20160203

Day 639

It was the kind of theatre that you'd expect to see in the old black and white films and the only one around that still enforced a formal attire dress code. It showed a mix of modern day cinema and sepia toned classics, now dubbed masterpieces. From time to time they would roll up the old silk screen and play host to live local performances.

The midnight screenings were always the most popular but the least populated - most of the living had better things to do than watch a seemingly empty stage. There were a select few who could see the performers, hundreds of years old and frozen in their prime.
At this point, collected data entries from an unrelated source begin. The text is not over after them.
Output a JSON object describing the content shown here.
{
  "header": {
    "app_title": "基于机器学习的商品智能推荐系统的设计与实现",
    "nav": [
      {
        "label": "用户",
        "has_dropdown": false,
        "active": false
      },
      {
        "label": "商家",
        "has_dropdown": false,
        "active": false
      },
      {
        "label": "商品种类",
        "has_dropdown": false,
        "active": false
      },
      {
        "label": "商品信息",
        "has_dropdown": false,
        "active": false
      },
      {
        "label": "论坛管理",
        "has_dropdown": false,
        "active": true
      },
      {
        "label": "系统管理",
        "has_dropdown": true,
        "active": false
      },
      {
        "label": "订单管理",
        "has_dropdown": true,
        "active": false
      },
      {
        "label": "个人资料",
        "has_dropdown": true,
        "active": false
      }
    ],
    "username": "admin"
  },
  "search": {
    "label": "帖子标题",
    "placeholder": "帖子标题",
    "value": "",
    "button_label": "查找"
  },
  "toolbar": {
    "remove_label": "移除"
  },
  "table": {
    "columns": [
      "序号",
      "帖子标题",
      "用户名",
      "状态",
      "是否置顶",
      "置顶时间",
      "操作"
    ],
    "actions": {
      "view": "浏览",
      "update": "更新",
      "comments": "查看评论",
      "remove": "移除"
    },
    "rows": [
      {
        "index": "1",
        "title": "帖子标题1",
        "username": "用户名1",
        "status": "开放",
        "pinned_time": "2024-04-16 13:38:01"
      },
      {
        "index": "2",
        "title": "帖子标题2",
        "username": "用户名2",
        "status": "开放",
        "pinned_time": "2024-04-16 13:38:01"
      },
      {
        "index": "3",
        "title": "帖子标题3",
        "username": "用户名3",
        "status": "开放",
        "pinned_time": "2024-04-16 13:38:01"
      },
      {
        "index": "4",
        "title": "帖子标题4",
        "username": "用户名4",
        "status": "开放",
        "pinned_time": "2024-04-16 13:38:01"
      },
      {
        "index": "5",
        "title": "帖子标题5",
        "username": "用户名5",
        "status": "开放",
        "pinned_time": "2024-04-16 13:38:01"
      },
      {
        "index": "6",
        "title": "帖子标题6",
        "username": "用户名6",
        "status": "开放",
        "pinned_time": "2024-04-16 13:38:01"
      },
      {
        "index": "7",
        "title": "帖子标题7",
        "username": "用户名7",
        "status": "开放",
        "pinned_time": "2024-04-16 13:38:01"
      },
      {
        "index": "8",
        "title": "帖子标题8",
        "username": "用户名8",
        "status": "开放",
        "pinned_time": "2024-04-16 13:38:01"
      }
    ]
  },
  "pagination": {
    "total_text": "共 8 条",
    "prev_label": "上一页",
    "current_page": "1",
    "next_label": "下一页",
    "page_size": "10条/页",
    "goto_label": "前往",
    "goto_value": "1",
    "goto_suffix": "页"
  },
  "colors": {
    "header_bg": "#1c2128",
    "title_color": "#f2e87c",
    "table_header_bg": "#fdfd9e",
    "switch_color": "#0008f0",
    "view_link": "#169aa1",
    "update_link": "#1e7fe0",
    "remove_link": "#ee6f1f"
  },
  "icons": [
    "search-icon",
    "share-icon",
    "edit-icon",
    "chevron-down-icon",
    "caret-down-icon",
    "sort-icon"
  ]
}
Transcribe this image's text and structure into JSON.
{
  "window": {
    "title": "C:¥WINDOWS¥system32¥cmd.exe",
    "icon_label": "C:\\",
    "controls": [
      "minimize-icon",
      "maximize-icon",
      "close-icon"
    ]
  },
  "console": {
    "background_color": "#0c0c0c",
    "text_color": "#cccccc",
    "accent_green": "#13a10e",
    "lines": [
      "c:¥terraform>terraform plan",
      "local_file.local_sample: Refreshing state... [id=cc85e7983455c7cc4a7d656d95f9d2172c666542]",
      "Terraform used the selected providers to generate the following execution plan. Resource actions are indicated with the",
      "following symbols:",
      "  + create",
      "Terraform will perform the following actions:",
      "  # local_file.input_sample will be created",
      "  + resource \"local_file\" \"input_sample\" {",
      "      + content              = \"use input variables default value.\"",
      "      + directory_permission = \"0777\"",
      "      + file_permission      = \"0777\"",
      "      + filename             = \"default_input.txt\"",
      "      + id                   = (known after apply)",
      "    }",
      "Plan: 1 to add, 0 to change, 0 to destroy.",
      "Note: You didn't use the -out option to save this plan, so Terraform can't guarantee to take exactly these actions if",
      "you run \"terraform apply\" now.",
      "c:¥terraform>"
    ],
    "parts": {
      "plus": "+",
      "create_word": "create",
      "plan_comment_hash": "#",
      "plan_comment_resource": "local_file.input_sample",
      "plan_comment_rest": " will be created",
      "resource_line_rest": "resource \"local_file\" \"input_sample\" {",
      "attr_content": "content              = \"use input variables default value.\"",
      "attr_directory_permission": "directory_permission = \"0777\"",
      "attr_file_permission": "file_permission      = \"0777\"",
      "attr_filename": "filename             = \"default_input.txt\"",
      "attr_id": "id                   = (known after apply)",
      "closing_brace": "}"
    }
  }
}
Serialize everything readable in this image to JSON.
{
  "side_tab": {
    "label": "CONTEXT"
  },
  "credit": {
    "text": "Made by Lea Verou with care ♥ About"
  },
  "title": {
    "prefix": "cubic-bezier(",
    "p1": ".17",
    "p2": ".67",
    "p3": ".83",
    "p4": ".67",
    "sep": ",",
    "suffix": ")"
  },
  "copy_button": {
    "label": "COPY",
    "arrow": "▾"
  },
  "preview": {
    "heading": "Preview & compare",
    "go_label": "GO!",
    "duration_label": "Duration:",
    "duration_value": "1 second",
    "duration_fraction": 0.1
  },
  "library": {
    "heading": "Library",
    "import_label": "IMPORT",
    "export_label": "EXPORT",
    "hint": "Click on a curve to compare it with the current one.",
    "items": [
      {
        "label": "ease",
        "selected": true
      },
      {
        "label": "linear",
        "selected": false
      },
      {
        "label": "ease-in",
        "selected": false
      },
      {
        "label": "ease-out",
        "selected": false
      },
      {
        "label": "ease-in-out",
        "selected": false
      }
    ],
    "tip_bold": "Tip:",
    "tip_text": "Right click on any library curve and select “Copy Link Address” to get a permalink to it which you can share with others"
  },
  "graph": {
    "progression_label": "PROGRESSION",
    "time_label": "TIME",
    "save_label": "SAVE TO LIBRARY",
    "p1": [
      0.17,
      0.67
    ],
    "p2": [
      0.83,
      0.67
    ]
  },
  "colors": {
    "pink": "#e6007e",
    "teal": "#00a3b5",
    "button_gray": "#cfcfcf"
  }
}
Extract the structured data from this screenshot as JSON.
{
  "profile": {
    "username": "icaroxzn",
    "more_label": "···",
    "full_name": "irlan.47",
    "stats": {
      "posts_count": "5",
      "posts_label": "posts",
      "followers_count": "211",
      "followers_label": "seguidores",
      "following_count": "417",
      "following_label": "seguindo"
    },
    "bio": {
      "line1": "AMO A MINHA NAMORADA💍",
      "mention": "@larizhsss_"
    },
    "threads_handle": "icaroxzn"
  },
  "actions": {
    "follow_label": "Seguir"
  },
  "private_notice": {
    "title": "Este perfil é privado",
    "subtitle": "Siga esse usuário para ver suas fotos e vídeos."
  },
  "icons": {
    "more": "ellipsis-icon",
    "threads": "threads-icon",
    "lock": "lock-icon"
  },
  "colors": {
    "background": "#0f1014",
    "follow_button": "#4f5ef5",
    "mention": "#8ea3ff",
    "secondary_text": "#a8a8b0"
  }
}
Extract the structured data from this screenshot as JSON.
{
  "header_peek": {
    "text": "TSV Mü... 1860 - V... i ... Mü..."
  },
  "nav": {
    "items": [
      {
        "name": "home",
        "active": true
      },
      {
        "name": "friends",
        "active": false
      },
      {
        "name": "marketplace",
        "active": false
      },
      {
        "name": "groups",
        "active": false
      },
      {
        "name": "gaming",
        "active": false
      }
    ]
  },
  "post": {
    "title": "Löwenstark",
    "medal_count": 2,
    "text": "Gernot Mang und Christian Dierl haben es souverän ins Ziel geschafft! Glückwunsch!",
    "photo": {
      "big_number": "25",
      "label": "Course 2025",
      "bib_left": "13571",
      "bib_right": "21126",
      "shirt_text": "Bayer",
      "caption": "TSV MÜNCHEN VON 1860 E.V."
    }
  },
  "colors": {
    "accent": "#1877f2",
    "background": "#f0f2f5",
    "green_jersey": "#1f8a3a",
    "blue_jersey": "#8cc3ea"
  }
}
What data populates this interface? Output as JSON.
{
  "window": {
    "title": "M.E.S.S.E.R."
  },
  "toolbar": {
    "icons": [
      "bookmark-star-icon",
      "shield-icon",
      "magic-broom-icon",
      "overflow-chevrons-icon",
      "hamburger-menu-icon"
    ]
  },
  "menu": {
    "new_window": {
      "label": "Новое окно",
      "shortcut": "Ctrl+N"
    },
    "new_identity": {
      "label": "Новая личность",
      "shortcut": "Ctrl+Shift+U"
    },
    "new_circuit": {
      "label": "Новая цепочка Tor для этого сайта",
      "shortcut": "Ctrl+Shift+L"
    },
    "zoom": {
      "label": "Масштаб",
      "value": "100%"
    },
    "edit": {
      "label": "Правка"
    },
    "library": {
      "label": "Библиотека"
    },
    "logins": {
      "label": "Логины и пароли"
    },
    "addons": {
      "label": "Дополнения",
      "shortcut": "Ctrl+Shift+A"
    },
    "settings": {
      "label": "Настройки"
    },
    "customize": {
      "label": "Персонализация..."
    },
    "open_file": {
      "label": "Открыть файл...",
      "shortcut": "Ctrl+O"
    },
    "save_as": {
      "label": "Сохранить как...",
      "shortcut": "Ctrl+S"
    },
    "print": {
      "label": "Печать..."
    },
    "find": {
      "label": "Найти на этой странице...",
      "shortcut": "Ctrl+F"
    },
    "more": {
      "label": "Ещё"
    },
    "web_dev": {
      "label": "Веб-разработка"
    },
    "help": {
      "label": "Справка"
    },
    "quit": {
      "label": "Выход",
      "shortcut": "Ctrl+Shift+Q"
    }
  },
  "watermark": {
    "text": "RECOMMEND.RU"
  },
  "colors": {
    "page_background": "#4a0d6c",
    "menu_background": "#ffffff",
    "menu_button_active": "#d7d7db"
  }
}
They would reenact their favourite shows, their most famed shows and with each session they would grow stronger.

It seemed sometimes like they almost fed from the attention of the sparse but rapt audience, flickering shades brighter with each round of muted applause from their regular fans and whatever bored friends they dragged with them, insisting that the stage was filled with the ghosts of such performers as Anna Pavlova and Marlon Brando.

Mostly these people, the ones that couldn't see the actors, walked out before any kind of climax had been built. Times like these made the performers' flickering form dim. Countless ghosts had been lost to audiences like this, vanishing before their very eyes, their faces the very definition of terror. Not that they were seen by the ones who left. Those people left as ignorant as they arrived but with an urge to rewatch old theatricals.